I recently enjoyed reading through Lawrence E. McKinney’s article “Coins and the New Testament: From Ancient Palestine to the Modern Pulpit,” Review and Expositor 106 (2009): 467–89. One aspect of the article in particle that I found interesting was hpow the author uses coins in his teaching and preaching ministry. I have reproduced part of his discussion below.
“The possibilities for using coins of the New Testament period for religious education and homiletics are bounded only by one's creativity. Gaining access to information, examples and illustrations of the coins has never been greater. This is due to the growing number of books and articles on the subject, and the abundance of images and information available by means of web searches. If one performs web searches of images and subjects using such topics as “Roman Coins,” “Jewish Coins,” or “Biblical Coins,” hundreds of photos and drawings will turn up.
“I personally like to use PowerPointTM to help me present my numismatic information to groups. I further prefer to illustrate each with a “show-and-tell” consisting of a display of actual coins from my teaching collection. As a public school educator, I have found this to be a highly successful method for teaching my high school special education students about antiquity. We have come to call it our “Friday Treasure of the Week.” The students seem to eagerly anticipate each Friday lesson. They regularly tell me it makes history more real to them, and they wonder how many students, besides themselves, ever actually get to hold such pieces of living history. I receive the same feedback from the church, synagogue and other groups to whom I present. It seems no one outgrows the love of “show-and-tell.”

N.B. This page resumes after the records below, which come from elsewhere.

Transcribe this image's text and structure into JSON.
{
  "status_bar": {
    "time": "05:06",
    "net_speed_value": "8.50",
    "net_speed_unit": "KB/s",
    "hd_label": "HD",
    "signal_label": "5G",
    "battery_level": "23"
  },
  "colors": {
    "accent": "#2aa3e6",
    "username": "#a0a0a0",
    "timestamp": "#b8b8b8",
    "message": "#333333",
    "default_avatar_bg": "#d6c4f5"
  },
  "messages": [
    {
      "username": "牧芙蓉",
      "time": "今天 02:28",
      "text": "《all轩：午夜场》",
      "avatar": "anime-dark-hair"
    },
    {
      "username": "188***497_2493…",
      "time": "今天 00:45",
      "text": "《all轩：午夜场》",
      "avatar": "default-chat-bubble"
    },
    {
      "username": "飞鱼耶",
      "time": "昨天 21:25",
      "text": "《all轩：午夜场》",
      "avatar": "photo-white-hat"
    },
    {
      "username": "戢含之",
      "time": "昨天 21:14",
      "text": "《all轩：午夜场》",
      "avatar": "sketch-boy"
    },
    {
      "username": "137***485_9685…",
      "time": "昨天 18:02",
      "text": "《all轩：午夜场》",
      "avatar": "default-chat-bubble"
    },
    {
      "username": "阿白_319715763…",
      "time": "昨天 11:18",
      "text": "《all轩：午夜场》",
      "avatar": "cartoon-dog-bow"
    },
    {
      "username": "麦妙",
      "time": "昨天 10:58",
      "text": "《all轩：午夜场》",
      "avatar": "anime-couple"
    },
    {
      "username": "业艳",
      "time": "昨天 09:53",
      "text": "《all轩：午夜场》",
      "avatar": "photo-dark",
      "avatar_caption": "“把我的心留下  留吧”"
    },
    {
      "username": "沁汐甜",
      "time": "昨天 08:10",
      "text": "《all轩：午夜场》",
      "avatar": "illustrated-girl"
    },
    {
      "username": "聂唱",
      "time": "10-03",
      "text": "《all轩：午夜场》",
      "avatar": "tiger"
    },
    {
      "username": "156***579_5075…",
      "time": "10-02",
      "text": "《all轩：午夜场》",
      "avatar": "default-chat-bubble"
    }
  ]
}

“More recently, I have begun to explore using coins from New Testament times as the basis for a sermon series. I project a picture of the coin for the congregation to see as I preach, and then they are invited to see and hold the actual item after the service. For the public speaker or preacher who would like to try an even more avant-garde approach, maybe the idea of letting the artifact tell its own story in the first person would be worth exploring. Some great examples can be found in a series of five articles by Frank L. Holt, Professor of History at the University of Houston, which have been published in Saudi Aramco World magazine [“I Witness History.” The latest installment can be found in: Frank L. Holt, “I, The Sea Tramp," Saudi Aramco World (2009): 18–23].”